In summary then, it is possible that category theory might be a useful tool for future complexity research. However I do not think that this is likely to lead to automatic generation of parallelisation strategies.

At a superficial level, complexity theorists already do category theory-esque things, they just phrase it in their own language. For instance, the complexity class NP is a category where objects are NP languages and morphisms are polynomial-time reductions. Then a complete problem is an initial object in this category, and all NP-complete problems are isomorphic. It's not very reasonable, as in Vic's answer, to consider Turing machines as objects. This is mostly because of how finnicky Turing machines can be (they are many different models of Turing machines with quite different time and space complexities for the same problems). But the thesis idea of category theory, that the main interest in a category is in the morphisms, tells us that the morphisms should be algorithms.

Another view is that of hierarchies. Complexity classes form a poset category under inclusion, and there are some nice limit objects like P, PSPACE, NC, AC, etc.

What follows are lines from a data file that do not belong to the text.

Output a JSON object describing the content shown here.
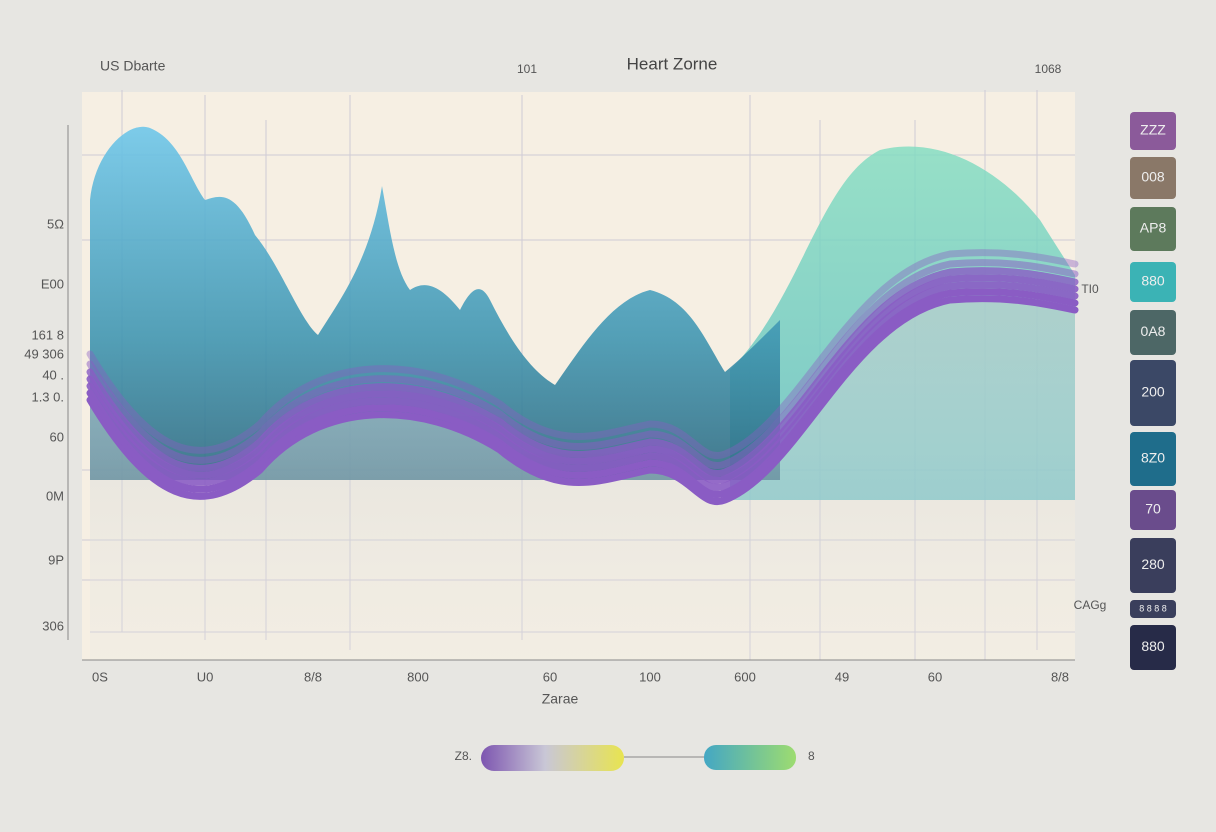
{
  "header": {
    "left": "US Dbarte",
    "center": "101",
    "title": "Heart Zorne",
    "right": "1068"
  },
  "y_labels": [
    "5Ω",
    "E00",
    "161 8",
    "49 306",
    "40 .",
    "1.3 0.",
    "60",
    "0M",
    "9P",
    "306"
  ],
  "right_labels": [
    "TI0",
    "CAGg"
  ],
  "x_labels": [
    "0S",
    "U0",
    "8/8",
    "800",
    "60",
    "100",
    "600",
    "49",
    "60",
    "8/8"
  ],
  "x_title": "Zarae",
  "badges": [
    {
      "label": "ZZZ",
      "color": "#8b5a9a"
    },
    {
      "label": "008",
      "color": "#8a7868"
    },
    {
      "label": "AP8",
      "color": "#5d7a5c"
    },
    {
      "label": "880",
      "color": "#3bb3b5"
    },
    {
      "label": "0A8",
      "color": "#4d6766"
    },
    {
      "label": "200",
      "color": "#3b4866"
    },
    {
      "label": "8Z0",
      "color": "#1f6d8b"
    },
    {
      "label": "70",
      "color": "#6a4c8c"
    },
    {
      "label": "280",
      "color": "#3a3e5c"
    },
    {
      "label": "8 8 8 8",
      "color": "#3a3f5c"
    },
    {
      "label": "880",
      "color": "#272b48"
    }
  ],
  "legend": {
    "left": "Z8.",
    "right": "8"
  }
}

Of course, it's unclear how the categorical perspective helps us prove theorems in complexity theory, and whether solving the problems via category theory would be any easier than solving the original problems. For example, I would consider the existence of a nontrivial functor from the poset category of complexity classes to, say, the category of groups to be a wildly transformative result. It would have the potential to separate complexity classes, which in this field is prohibitively difficult as a matter of course.

Quick googling shows a paper:

Safe Recursion Revisited: Categorical Semantics and Type Systems for Lower Complexity

I also remember works by Japaridze on polynomial time arithmetics, see http://arxiv.org/abs/0902.2969

I think you can start from there and walk by references.